Ağustos ayında her şey resetlenir. Ayın sonuna doğru, atölyeler tozlarını almaya başlarlar. Sanki geçen sene olan olumsuzluklar hiç olmamışçasına, aşırı motivasyona da beş kala, silkinmeler başlar. Kısacası sıkılmıştır herkes ve tembellikle bir şeyler yapmak lazım arası dingin kımıldamalar zamanıdır.
Eğitmenler; deniz tuzu veya vücut tuzu işlemiş, koca yazın deformasyonuna maruz kalmış şortları, üstlerinde seneye artık yenisi lazım tişörtleri ve çikin parmak arası terlikleriyle şehirdeki silüetlerini küçük küçük sergilemeye açmışlardır. İnlerinden veya yakın uzak eş dost sayfiyelerinden şehirlere terfi etmeye başlamışlardır artık.
Ağustos sonu, devlet ve şehir tiyatroları yeni oyunlarının başlangıç telaşını atlatmış, atı alan yolu, az çok adımlamaya başlamıştır. Özel tiyatrolar yeni yılın oyunu seçmiş veya başlamış gibi de havasındadırlar. Plastik sanatlar ve müzik atölyeleri; havalar okula dönmeden kıpırdamazlar ama yeni dönem için hala soğuk su tadında olası birkaç öğrencinin ön ama çok ön kayıtlarını alırken, gözlerinin çapaklarını silmektedirler.
Sanat tüketicileri cephesinde, hala mangal ve ekşimik arpa suyu kokuları geri plana düşmemiştir. İzmir burası, aceleye ne hacet. Hala mayolarda kum birikimi önceliğini korurken insanların sanata park yeri ayırması için oldukça erken demek yanlış olmaz.
Belediyelerin kültür müdürlüklerinde sinek bile yoktur. Belki birkaç sahil kasabasında, cuma anlamsız kortej yürüyüşüyle başlayan ve pazar günü popçu konserleriyle biten üç günlük garip şeyler düzenlenmektir. Festival desem değil. Şenlik desem hiç değil. Panayır hak getire. Ama bu isimlerin kisvesi altında organizasyonların reklamlarına rastlarsınız ama! Sıcakta dondurma yemeğe giden ailelerin, çocukları “Parka gidelim!” tacizleriyle darlamalarına dayanabildikleri kısa sürede, birkaç ne olduğu belli olmayan organizasyoncuk-a sadece tanık oldukları akılda asla kalamayıcı bir şeylerdir onlar. Pazartesi tek çalışan çöpçü kardeşlerimizdir. Halkla ilişkiler ve kültür birimlerinde çalışan arkadaşlar; yorgun, perişan ama dev organizasyonun altından kalkmış olmaktan dolayı mağrurdurlar. İşte sanat organizasyonu budur ve böyle yapılır. Bendeki de işgüzarlık, ne bekliyorum ki?
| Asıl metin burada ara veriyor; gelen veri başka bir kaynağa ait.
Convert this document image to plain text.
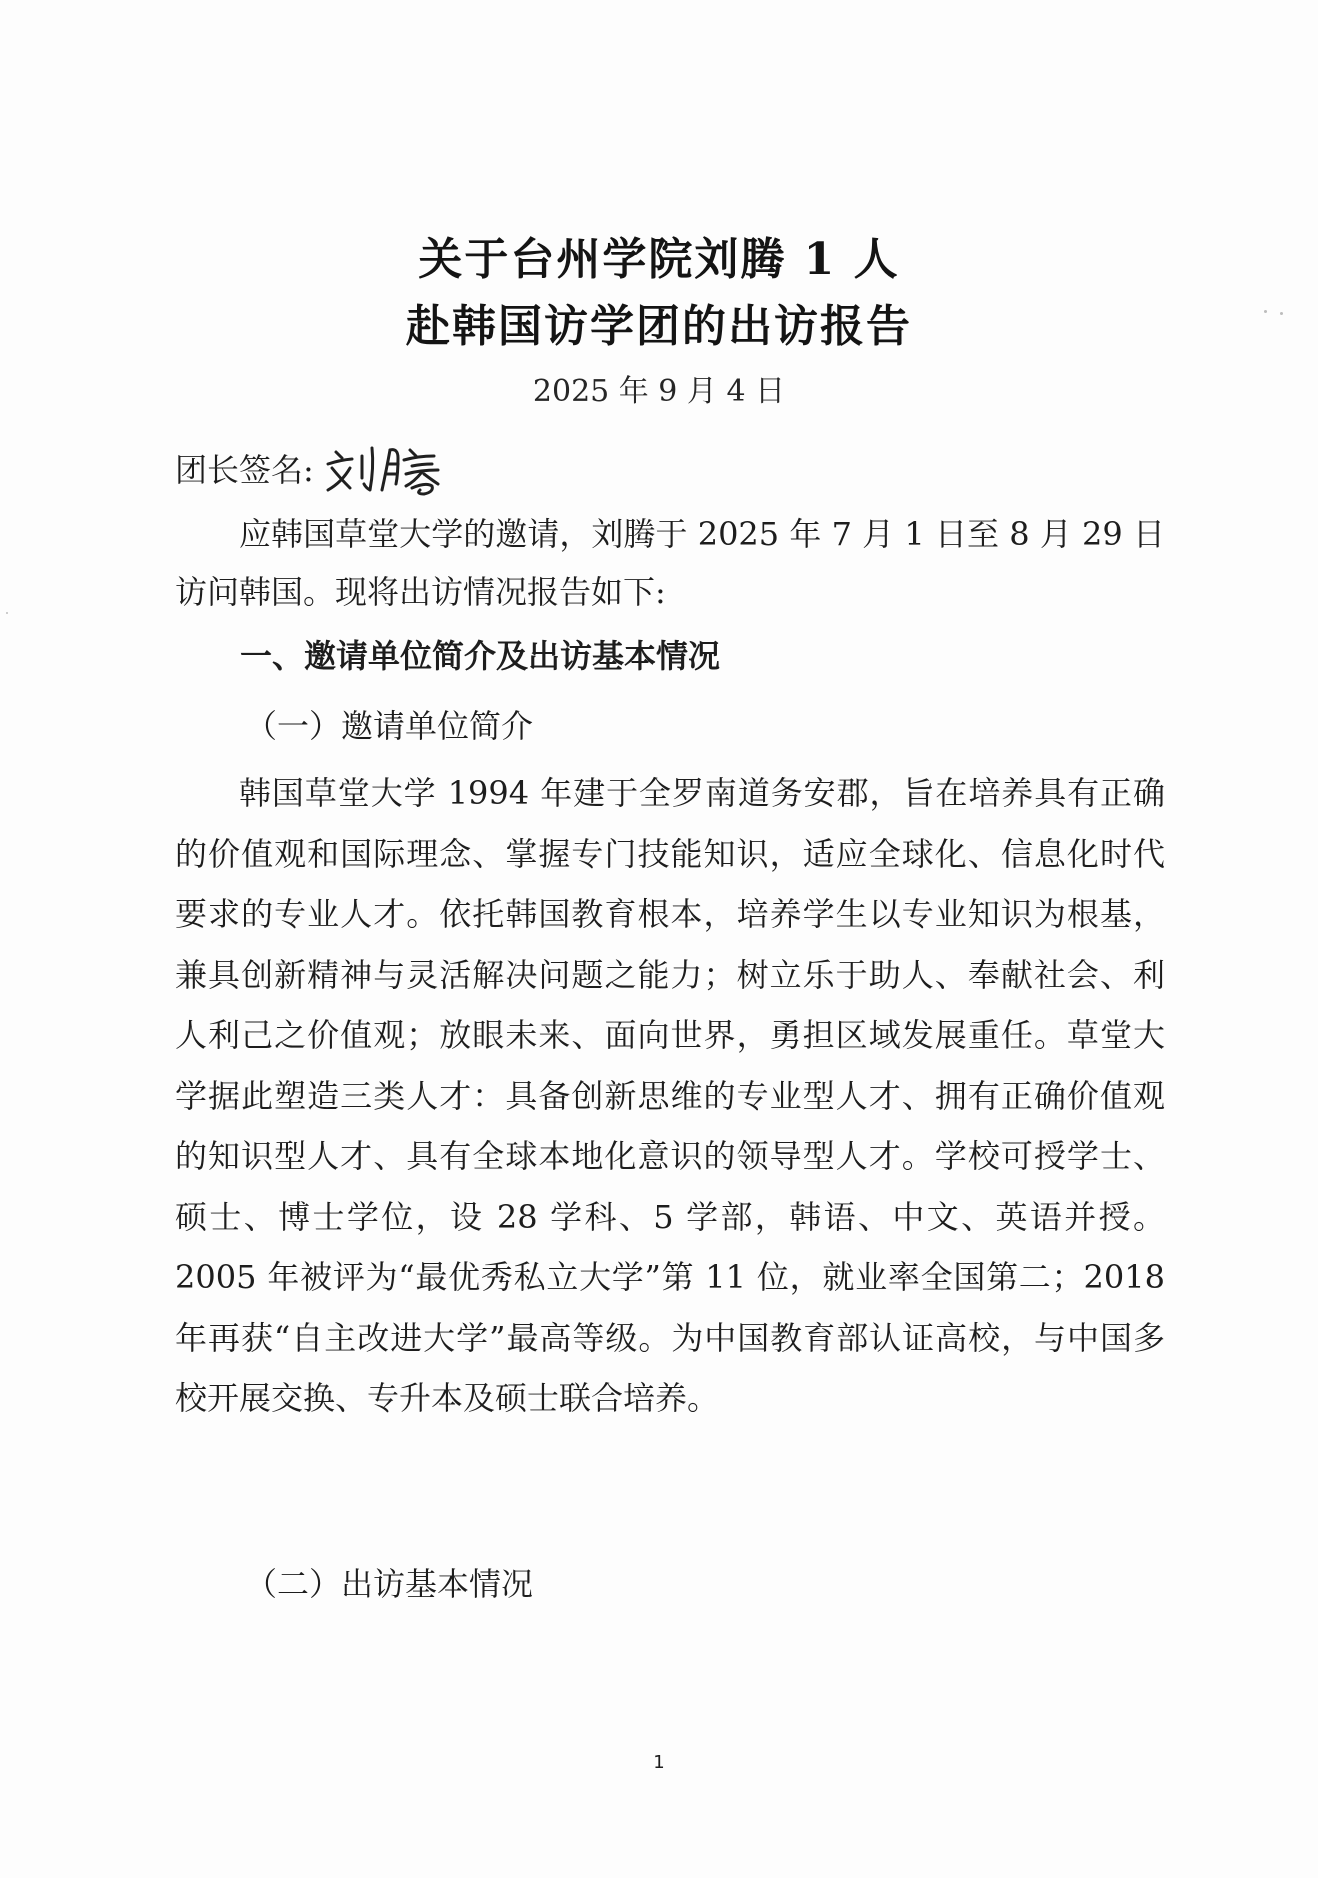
关于台州学院刘腾 1 人
赴韩国访学团的出访报告
2025 年 9 月 4 日
团长签名:

应韩国草堂大学的邀请，刘腾于 2025 年 7 月 1 日至 8 月 29 日访问韩国。现将出访情况报告如下:

一、邀请单位简介及出访基本情况
（一）邀请单位简介

韩国草堂大学 1994 年建于全罗南道务安郡，旨在培养具有正确的价值观和国际理念、掌握专门技能知识，适应全球化、信息化时代要求的专业人才。依托韩国教育根本，培养学生以专业知识为根基，兼具创新精神与灵活解决问题之能力；树立乐于助人、奉献社会、利人利己之价值观；放眼未来、面向世界，勇担区域发展重任。草堂大学据此塑造三类人才：具备创新思维的专业型人才、拥有正确价值观的知识型人才、具有全球本地化意识的领导型人才。学校可授学士、硕士、博士学位，设 28 学科、5 学部，韩语、中文、英语并授。2005 年被评为“最优秀私立大学”第 11 位，就业率全国第二；2018 年再获“自主改进大学”最高等级。为中国教育部认证高校，与中国多校开展交换、专升本及硕士联合培养。

（二）出访基本情况
1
Daha çok hazırlanmakla, hazırlanmamak arasında ne olduğu belli olmayan bir dönemdir ağustos sonu. Size bir sır vereyim. Eylül de bunun şehirde geçenidir. Okular açılmış ve hala “Kalbim parmak arası terlikte kaldı” tadındadır eylül. Devlet okullarında okuyan çocukların bir yere varmayan “Neden şortla okula gidemiyoruz!” tacizlerinin sinirinde, anneler en ucuz okul forması, en ucuz okul gereçleri, en ucuz çanta en ucuz vb… arama müsabakalarında kendilerini telef ederler. Servis ücretlerinin pahalılığı başlıklı geleneksel geyikler yapılır. İzmirli erkekler mutsuzdur. Sadece hafta sonu maruz kaldıkları, hanım, çocuklar, anne-baba veya kayınpeder ve kayınvalide tacizleri, bütün haftaya yayılmıştır. Hafta içi kafasını dinlediği, rahat rahat gaz salınımını yapabildiği televizyon önü salon malak yatışlarındaki huzur tarihe karışmıştır.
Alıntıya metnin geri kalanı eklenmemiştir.